When the performance of robot functionalities and robot software components is evaluated, functionalities and software components are usually assumed independent from characteristics of the robot system and environment in which they operate. However, these aspects influence the performance, e.g., the performance of a software component implementing a robot functionality depends on the robot system configuration, such as which sensors are used, the sensor properties, or the robot platform kinematics, characteristics of the environment where the robot operates, and the component configuration parameters.
This thesis proposes a benchmarking methodology which models the impact of the characteristics of the robot system and its environment on the performance of functionalities and their implementation as software components. However, measuring the performance of a software component for every combination of the variables which influence the performance would be untractable. To make the problem tractable, we propose to sample a relatively small number of combinations, conduct experiments for each of them, and from these results estimate a statistical model of the software component performance, which we call component performance model.

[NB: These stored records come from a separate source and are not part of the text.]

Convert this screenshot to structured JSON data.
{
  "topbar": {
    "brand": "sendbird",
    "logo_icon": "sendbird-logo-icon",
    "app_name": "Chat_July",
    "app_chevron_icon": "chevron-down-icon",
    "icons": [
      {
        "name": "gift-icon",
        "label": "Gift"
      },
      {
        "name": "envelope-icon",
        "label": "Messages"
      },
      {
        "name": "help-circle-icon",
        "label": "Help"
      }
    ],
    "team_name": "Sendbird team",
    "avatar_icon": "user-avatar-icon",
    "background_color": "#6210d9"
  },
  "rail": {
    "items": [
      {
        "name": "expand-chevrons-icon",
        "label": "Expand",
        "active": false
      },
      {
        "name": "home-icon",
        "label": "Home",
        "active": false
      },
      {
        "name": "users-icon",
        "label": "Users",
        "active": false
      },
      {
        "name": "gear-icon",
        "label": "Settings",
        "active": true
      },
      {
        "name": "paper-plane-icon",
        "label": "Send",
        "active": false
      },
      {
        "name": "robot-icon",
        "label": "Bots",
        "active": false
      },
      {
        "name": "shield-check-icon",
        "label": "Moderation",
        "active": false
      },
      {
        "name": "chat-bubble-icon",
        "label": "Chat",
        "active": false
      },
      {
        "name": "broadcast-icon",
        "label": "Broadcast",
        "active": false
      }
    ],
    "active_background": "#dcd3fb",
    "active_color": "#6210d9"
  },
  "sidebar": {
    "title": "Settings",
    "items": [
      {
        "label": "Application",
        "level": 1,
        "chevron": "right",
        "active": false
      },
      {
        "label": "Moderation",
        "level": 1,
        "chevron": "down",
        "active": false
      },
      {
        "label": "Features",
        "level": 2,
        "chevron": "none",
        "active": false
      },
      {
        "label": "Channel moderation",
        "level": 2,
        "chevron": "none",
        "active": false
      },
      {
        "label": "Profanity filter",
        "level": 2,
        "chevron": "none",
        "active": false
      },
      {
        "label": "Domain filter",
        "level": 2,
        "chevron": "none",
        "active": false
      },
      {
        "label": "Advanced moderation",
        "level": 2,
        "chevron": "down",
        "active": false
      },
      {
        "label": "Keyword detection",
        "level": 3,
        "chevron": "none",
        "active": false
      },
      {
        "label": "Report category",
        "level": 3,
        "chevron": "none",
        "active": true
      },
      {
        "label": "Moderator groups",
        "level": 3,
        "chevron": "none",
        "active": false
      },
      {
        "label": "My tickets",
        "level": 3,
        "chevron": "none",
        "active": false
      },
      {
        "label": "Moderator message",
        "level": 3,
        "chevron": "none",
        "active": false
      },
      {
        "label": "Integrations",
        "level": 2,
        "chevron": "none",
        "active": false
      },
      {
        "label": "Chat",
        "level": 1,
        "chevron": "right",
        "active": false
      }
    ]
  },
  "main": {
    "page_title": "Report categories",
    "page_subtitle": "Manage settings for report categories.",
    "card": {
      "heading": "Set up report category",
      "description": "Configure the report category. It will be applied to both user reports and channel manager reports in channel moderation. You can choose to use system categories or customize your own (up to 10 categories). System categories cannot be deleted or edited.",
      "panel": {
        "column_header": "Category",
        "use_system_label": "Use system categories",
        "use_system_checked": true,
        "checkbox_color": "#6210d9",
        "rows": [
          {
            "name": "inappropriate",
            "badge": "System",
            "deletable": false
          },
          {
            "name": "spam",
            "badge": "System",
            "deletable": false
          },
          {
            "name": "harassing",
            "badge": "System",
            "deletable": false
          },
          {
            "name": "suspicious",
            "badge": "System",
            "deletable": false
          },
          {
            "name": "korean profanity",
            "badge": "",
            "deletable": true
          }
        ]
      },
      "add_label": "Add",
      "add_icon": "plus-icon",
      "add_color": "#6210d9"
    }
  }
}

To study the performance dependency between components, we build component performance models for multiple functionalities of a robot system. A performance model allows the comparison of different components implementing the same functionality to determine the best one to be used in a given setting and its optimal configuration. Moreover, the performance models enable us to predict
the performance of a robot system given the performance models of its components. Two case studies illustrate application of this methodology to extract performance models: a first case study about benchmarking the Simultaneous Localization and Mapping (SLAM) functionality and the second case study focusing on an autonomous navigation system composed of a localization component and a navigation component.